Analysis of single-well sonic measurements to determine formation TI elastic parameters has traditionally been done using deterministic models with multiple, simplistic assumptions using only vertical or horizontal wells with flat structural dip. Here a probabilistic Bayesian-type inversion method is shown, which provides a flexible solution for any wellbore orientation solving for all five TI (transversely isotropic) parameters. This inversion is guided by prior information, which may be; core tests, borehole seismic survey results, offset well data or a public database.

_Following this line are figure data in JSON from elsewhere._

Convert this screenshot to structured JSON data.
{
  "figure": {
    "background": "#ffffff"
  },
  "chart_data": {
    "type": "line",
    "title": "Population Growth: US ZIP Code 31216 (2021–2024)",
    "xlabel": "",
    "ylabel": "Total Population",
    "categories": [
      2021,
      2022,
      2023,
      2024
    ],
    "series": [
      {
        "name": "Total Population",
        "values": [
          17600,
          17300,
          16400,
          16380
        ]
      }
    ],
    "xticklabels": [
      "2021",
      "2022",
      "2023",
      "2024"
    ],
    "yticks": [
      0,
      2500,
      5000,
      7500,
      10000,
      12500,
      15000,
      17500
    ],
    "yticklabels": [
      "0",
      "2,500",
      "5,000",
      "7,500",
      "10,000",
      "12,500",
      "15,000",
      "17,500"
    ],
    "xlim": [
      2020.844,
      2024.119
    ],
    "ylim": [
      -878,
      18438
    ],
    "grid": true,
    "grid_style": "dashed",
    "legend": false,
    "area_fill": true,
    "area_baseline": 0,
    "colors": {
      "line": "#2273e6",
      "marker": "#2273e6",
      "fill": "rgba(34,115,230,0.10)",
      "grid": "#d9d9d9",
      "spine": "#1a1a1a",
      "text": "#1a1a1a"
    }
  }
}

The approach demonstrated here uses prior information of TI elastic properties to determine a consistent model at each depth. The inversion uses all sonic slownesses, compressional, fast and slow shear, as well as Stoneley shear and density to provide a continuous output of Thomsen's parameters and anisotropic mechanical properties at each depth. The results are consistent with offset well data as well as walk-above VSP velocities obtained in the same well. This technique was applied on a prominent and thick shale formation, which is present throughout UAE. Most of the wells drilled in UAE penetrate through this shale formation which is locally unstable for drilling, and is a prominent seismic reflector which directly overlies the reservoir. Accurate geomechanical characterization of this shale formation is critical as more wells are drilled at high angles with the application of full 3D finite-element modeling. Similarily the velocity models used for pre-stack depth migration (PSDM) and seismic well tie require accurate anisotropic TI parameters.
This workflow is new and applicable to any well orientation or structural dip and yields results that are consistent with offset sonic and borehole seismic measurements. Application of this method will have a profound impact on geophysical velocity and geomechanical model building methods and results.